Windmills

[Editor’s Note: This article was written by the CTL’s Laurie Hansen.]

Masitala Village, Malawi, Africa. 14 year old William Kamkwamba “had never heard of Google, never slept on a mattress and never had enough food when he was hungry.” Before an audience of “disbelievers who had scoffed at him for behaving strangely, William lashed his machine to the top of a 16-foot tower made from blue gum tree branches. As the blades began turning in the breeze, a car light bulb in William’s hand started to glow.” Behold an inventor, an African Dynamo.

How did he accomplish such an amazing feat? William borrowed a McGraw-Hill book entitled Using Energy, from a small library in his candlelit Masitala Village. Following diagrams in the book, William constructed a windmill from gum tree branches, an old bicycle and odds-and-ends he found in the trash. Now 22, William has been recognized. He wrote a book about his experience, The Boy Who Harnessed the Wind, and he spoke at two TED Talks in Tanzania and Oxford respectively.
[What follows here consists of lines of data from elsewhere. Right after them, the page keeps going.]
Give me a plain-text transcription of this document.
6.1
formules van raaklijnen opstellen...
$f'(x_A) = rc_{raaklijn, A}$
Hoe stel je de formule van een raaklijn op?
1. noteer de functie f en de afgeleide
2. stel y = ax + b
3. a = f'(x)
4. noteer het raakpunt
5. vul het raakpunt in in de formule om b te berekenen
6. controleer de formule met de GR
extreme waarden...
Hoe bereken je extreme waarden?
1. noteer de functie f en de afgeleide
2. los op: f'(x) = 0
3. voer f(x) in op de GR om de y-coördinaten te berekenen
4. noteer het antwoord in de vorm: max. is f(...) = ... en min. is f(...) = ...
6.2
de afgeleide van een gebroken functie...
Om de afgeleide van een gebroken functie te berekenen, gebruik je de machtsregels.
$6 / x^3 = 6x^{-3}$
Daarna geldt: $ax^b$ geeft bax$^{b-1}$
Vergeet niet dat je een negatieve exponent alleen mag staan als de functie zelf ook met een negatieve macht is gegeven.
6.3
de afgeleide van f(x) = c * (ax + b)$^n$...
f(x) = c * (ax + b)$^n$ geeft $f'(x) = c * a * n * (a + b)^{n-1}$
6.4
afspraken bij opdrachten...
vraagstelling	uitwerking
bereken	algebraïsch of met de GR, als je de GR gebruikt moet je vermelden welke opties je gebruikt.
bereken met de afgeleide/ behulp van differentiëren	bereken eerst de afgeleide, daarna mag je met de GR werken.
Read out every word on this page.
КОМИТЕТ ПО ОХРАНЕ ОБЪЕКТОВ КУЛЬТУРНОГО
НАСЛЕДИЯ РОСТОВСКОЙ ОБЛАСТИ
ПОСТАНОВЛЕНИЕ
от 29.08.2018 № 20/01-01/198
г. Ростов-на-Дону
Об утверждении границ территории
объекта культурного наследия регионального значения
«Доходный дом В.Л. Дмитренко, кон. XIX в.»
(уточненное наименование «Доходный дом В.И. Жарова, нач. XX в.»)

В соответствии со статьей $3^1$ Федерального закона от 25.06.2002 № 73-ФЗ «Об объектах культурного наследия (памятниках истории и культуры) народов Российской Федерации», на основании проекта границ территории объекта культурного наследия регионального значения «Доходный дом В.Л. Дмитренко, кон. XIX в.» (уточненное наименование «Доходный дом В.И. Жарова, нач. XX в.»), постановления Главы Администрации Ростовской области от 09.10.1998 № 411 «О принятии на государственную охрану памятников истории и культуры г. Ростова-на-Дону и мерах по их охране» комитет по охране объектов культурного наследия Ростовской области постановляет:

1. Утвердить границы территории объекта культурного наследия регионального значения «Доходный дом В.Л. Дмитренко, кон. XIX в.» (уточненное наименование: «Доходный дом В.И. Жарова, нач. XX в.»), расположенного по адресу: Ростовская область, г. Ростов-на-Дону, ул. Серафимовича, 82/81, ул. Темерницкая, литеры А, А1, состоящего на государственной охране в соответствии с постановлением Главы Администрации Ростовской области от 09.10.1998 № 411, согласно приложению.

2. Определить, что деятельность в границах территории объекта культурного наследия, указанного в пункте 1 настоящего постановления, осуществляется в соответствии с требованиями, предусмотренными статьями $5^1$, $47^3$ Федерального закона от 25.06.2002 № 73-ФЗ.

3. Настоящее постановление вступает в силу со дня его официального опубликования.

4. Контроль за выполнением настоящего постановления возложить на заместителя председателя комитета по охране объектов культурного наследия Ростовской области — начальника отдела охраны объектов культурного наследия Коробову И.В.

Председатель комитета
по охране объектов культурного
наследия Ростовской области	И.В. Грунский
If I may echo Gary Stone from KNWZ Radio, “This is a story that should be shouted from the rooftops!”

If you do not have time to click on all the links provided in this article, I recommend these two 6 minute TED Talks, in the following sequence:

  1. William on TED Tanzania 2007
  2. William on TED Oxford 2009

William’s windmill has inspired the Moving Windmills documentary which in turn inspired the Moving Windmills Project. Partnered with Build On, a school-improvement plan has begun and “Community members will break ground in March, 2010 after the rainy season ends, with the first building projected to be completed by June, 2010…”

As the windmill project boasts: “Imagination can change a family, a village, a nation.”